Left adjoint to dg-nerve?

Question

In https://kerodon.net/tag/00PK, Lurie introduces the dg-nerve functor from differential graded categories to simplicial sets as a tool to translate statements/ constructions from the dg-context to the context of $(\infty,1)$-categories, as it actually even takes values in those. But as is suggested in https://ncatlab.org/nlab/show/nerve+and+realization, most constructions of nerves and realizations tend to follow a general scheme, i.e. nerves usually have left adjoint realization functors that are defined as Kan extensions of, in this case, a functor I will call $DG: \Delta \rightarrow \operatorname{dg-Cat}$, so that the dg-nerve should be given in components by $N^{dg}_n(\mathcal{C})= \operatorname{Fun}(DG([n]),\mathcal{C})$, should this principle also apply to the nerve of dg-categories, as the name and the general philosophy would suggest.

However, I was neither able to find literature on some kind of dg-realization, nor was I able to construct a representing object $DG([n])$ compatible with the construction used by Lurie myself (I however suspect that this dg-category should have exactly n objects). That is a shame, as it would make a lot of things much easier. Has anybody read something about such a construction or maybe has an idea on how to do it, or does at least know a simple argument why there can't be one? Greetings from Heidelberg,

Intergalakti

Answer 1

To close this question off, I'll just say a few words about the approach in arxiv.org/pdf/1312.2127.pdf, the paper Kevin Carlson pointed out in the comments, so anyone stumbling upon this question gets a rough overview.

Indeed, there is a way to define the dg-nerve via such a construction, in fact there even are two. If one regards the formula that Lurie gives, it seems pretty difficult to give a construction that accounts for all of it, as there is next to the sum term also a composition and a boundary term.

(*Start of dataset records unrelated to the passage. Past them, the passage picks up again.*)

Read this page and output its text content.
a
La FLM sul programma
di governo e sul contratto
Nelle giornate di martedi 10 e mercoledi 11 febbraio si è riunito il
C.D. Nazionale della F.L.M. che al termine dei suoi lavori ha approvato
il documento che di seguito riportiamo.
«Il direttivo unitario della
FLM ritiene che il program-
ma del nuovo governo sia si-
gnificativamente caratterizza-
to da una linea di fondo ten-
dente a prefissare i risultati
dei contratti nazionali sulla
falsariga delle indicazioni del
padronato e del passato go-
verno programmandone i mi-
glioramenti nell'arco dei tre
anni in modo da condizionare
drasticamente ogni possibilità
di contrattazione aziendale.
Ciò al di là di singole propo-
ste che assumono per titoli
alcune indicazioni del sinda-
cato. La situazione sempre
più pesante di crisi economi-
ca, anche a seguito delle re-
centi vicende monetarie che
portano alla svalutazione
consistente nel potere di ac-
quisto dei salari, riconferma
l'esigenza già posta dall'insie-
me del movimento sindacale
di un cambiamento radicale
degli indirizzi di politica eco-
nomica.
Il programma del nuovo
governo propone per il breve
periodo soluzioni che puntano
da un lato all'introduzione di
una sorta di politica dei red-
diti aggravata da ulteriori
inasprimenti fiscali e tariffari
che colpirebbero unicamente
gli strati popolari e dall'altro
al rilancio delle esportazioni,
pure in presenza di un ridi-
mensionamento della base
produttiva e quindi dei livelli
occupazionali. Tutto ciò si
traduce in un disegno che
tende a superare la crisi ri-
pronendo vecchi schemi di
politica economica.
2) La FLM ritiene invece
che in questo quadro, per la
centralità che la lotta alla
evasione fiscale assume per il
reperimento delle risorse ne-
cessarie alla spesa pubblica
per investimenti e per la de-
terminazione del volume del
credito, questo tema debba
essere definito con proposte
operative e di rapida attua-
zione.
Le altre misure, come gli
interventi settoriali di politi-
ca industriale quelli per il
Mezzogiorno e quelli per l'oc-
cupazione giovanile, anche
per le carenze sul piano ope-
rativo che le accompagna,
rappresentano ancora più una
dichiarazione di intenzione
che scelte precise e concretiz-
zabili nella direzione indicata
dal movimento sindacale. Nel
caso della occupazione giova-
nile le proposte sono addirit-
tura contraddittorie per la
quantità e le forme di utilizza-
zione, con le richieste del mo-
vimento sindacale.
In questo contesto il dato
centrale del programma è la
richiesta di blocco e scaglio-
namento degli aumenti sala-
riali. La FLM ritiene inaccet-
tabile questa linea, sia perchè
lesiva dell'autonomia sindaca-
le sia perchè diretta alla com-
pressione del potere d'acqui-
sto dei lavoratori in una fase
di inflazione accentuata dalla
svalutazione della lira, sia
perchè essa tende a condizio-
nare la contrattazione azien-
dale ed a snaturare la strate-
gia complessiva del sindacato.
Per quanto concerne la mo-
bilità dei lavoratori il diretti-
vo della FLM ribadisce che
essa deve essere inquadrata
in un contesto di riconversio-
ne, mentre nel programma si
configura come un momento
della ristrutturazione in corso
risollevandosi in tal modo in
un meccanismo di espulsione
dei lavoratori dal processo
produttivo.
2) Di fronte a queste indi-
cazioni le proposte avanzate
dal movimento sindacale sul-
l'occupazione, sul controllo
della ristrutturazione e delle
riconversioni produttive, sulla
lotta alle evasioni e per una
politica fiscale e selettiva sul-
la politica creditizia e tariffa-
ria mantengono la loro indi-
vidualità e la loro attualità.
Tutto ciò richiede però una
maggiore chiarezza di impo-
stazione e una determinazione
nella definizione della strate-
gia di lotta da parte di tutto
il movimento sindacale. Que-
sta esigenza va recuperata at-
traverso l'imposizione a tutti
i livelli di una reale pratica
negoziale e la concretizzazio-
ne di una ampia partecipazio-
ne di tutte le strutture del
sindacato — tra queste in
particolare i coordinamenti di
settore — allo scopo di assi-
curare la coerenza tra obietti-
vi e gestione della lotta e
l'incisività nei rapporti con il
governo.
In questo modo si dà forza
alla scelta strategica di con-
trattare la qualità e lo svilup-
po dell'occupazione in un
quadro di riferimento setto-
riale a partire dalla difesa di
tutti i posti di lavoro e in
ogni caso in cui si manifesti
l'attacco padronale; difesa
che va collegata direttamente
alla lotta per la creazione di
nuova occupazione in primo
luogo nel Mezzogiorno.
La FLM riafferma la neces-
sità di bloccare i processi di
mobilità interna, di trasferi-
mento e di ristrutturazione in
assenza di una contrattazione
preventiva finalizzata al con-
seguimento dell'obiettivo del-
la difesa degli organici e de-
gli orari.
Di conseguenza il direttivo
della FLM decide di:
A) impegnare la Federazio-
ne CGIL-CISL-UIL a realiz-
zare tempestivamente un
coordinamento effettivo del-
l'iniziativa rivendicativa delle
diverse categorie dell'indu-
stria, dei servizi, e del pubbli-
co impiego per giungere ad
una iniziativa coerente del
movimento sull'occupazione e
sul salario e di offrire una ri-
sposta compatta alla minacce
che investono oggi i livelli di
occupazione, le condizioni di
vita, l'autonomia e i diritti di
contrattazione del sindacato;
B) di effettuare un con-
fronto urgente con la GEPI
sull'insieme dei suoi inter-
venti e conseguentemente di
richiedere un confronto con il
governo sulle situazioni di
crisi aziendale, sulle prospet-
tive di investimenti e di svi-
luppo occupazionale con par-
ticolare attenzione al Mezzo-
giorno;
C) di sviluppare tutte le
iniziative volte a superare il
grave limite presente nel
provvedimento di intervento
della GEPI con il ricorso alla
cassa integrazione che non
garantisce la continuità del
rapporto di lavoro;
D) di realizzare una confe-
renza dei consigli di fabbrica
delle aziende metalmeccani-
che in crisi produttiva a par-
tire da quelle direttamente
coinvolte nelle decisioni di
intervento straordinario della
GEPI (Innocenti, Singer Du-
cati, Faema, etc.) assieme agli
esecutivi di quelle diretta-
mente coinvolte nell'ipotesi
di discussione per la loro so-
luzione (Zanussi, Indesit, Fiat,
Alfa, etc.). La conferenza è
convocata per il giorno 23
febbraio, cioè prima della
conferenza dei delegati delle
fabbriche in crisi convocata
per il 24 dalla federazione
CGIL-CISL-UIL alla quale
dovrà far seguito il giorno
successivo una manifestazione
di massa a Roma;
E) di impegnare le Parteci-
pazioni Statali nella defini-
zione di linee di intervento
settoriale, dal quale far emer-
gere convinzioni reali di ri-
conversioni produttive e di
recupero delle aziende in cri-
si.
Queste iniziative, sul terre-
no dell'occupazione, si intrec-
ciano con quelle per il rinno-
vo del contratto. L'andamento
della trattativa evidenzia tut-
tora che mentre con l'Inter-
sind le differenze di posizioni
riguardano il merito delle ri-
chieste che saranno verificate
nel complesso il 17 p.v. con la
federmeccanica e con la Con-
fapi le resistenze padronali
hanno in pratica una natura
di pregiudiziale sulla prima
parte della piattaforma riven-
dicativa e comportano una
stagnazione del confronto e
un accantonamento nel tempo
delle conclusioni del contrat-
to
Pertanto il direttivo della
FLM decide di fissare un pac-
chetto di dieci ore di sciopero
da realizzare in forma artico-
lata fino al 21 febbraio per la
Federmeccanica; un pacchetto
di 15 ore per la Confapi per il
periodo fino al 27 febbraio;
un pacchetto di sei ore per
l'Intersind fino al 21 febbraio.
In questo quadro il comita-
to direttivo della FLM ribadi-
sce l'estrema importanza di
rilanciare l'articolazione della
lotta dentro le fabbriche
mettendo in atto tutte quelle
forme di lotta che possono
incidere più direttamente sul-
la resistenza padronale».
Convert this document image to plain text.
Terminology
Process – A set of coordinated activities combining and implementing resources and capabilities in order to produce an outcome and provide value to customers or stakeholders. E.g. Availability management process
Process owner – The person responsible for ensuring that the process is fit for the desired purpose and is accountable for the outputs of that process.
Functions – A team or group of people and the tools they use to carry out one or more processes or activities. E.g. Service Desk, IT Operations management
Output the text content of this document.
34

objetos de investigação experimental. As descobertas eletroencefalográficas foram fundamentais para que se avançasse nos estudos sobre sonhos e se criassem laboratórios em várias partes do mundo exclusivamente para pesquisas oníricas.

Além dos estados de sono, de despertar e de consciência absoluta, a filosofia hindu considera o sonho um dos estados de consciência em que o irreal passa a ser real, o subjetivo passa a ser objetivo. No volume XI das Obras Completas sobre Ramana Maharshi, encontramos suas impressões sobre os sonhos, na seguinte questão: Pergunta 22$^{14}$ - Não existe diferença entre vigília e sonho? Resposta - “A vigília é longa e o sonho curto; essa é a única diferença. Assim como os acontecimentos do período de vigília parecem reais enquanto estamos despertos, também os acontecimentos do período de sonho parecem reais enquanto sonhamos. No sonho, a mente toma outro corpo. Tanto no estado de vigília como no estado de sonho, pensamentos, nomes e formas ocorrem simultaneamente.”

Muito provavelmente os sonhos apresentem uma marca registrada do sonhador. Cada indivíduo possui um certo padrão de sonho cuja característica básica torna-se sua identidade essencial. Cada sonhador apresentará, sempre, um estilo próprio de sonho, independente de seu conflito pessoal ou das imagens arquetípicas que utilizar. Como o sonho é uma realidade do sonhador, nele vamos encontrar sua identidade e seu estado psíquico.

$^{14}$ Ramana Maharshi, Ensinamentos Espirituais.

The reason for those seems to be that they are part of the infinite amount of higher compositions induced by the $A_\infty$-operad, and if one extends the category of dg-categories to the bigger realm of $A_\infty$-categories, there is a fairly natural construction of a generalization of the dg-nerve, going along the lines I described above.

Additionally, there is some kind of bigger dg-nerve, obtained by truncating the morphism complexes, applying Dold-Kan and then the homotopy-coherent nerve (this is also described in Luries "Higher Algebra"). Although this looks a mit more elegant at first glance, since one does not need $A_\infty$-algebras, the result is much migger, although equivalent to the first construction; I am a bit surprised that a truncation occurs as this way one loses some information, I thought the functor was fully faithful?

Anyway, especially the first approach is very helpful and explains the ad hoc formula that Lurie gives, from this point of view the theory of $A_\infty$-algebras seems like a very natural generalization of the dg-theory.